A soft phase for manufacturing that began in June 2022 appears to have ended
April 3, 2024
Key Observations:
S&P Global's world manufacturing PMI measure has advanced to 50.6 (Mar-24). This is the highest reading in that series in 20 months (51.1, Jul-22).
Looking at mix, Emerging Markets manufacturing PMI has reached 52.0 (Mar-24). The analogue metric for Developed Markets has treaded water at 49.3 for the past two months. This figure made a recent trough nine months ago (46.3, Jun-23).
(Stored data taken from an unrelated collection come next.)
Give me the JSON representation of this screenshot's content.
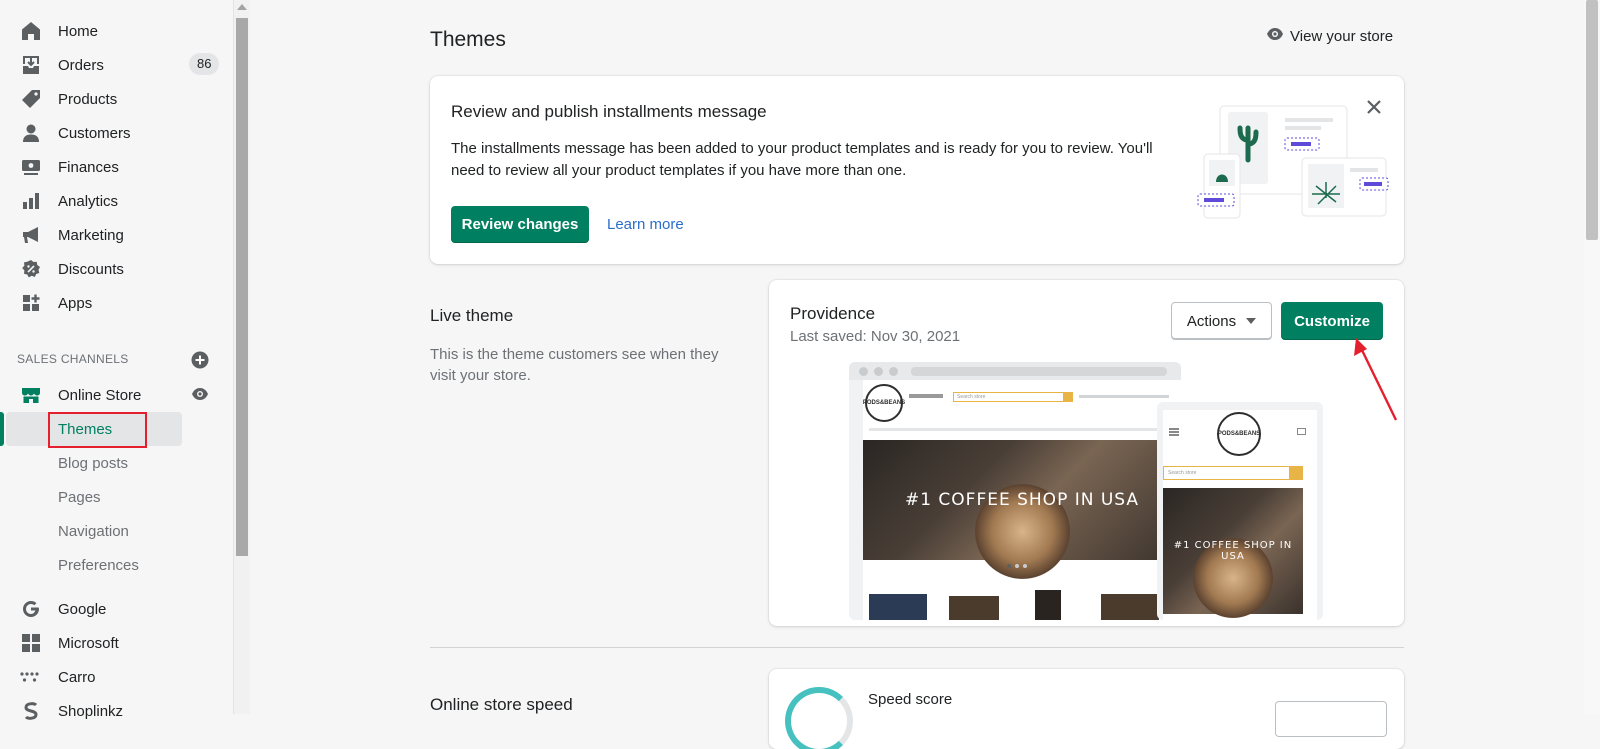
{
  "sidebar": {
    "items": [
      {
        "label": "Home",
        "icon": "home-icon"
      },
      {
        "label": "Orders",
        "icon": "orders-icon",
        "badge": "86"
      },
      {
        "label": "Products",
        "icon": "tag-icon"
      },
      {
        "label": "Customers",
        "icon": "person-icon"
      },
      {
        "label": "Finances",
        "icon": "finances-icon"
      },
      {
        "label": "Analytics",
        "icon": "bar-chart-icon"
      },
      {
        "label": "Marketing",
        "icon": "megaphone-icon"
      },
      {
        "label": "Discounts",
        "icon": "discount-icon"
      },
      {
        "label": "Apps",
        "icon": "apps-icon"
      }
    ],
    "sales_channels_label": "SALES CHANNELS",
    "online_store": {
      "label": "Online Store"
    },
    "sub_items": [
      "Themes",
      "Blog posts",
      "Pages",
      "Navigation",
      "Preferences"
    ],
    "channels": [
      {
        "label": "Google",
        "icon": "google-icon"
      },
      {
        "label": "Microsoft",
        "icon": "microsoft-icon"
      },
      {
        "label": "Carro",
        "icon": "carro-icon"
      },
      {
        "label": "Shoplinkz",
        "icon": "shoplinkz-icon"
      }
    ]
  },
  "header": {
    "title": "Themes",
    "view_store": "View your store"
  },
  "banner": {
    "title": "Review and publish installments message",
    "description": "The installments message has been added to your product templates and is ready for you to review. You'll need to review all your product templates if you have more than one.",
    "primary_button": "Review changes",
    "secondary_link": "Learn more"
  },
  "live_theme": {
    "heading": "Live theme",
    "description": "This is the theme customers see when they visit your store.",
    "theme_name": "Providence",
    "last_saved": "Last saved: Nov 30, 2021",
    "actions_button": "Actions",
    "customize_button": "Customize",
    "preview_hero_text": "#1 COFFEE SHOP IN USA",
    "preview_mobile_hero_text": "#1 COFFEE SHOP IN USA",
    "preview_search_placeholder": "Search store",
    "preview_logo_text": "PODS&BEANS"
  },
  "speed": {
    "heading": "Online store speed",
    "score_label": "Speed score"
  },
  "colors": {
    "accent": "#008060",
    "annotation_red": "#e5202e",
    "link": "#2c6ecb"
  }
}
However, the DM figure is burdened by renewed deterioration in the world's third-largest economy, Germany (41.9 in Mar-24 from a TTM high at 45.5 in Jan-24). This weakness masks coincident improvement in France (46.2 in Mar-24 from 42.1 in Dec-23) and obscures the more important advance to industrial expansion in the world's largest economy, the United States of America (51.9 in Mar-24 from 46.3 in Jun-23).
Meanwhile, India has moved from strength to strength (59.1, Mar-24), and China's slow grind higher is finally finding sufficient traction to support a bull market in energy and metal commodities.
At the same time, a line item in Japan's latest industrial production report reinforces our existing concerns about global motor vehicle production. Feb-24 output: –11.1% NSA and –7.9% SA. In mitigation, an event at Toyota is idiosyncratic.
Beneficial for: ANTO, FCX, SCCO, AA, RIO.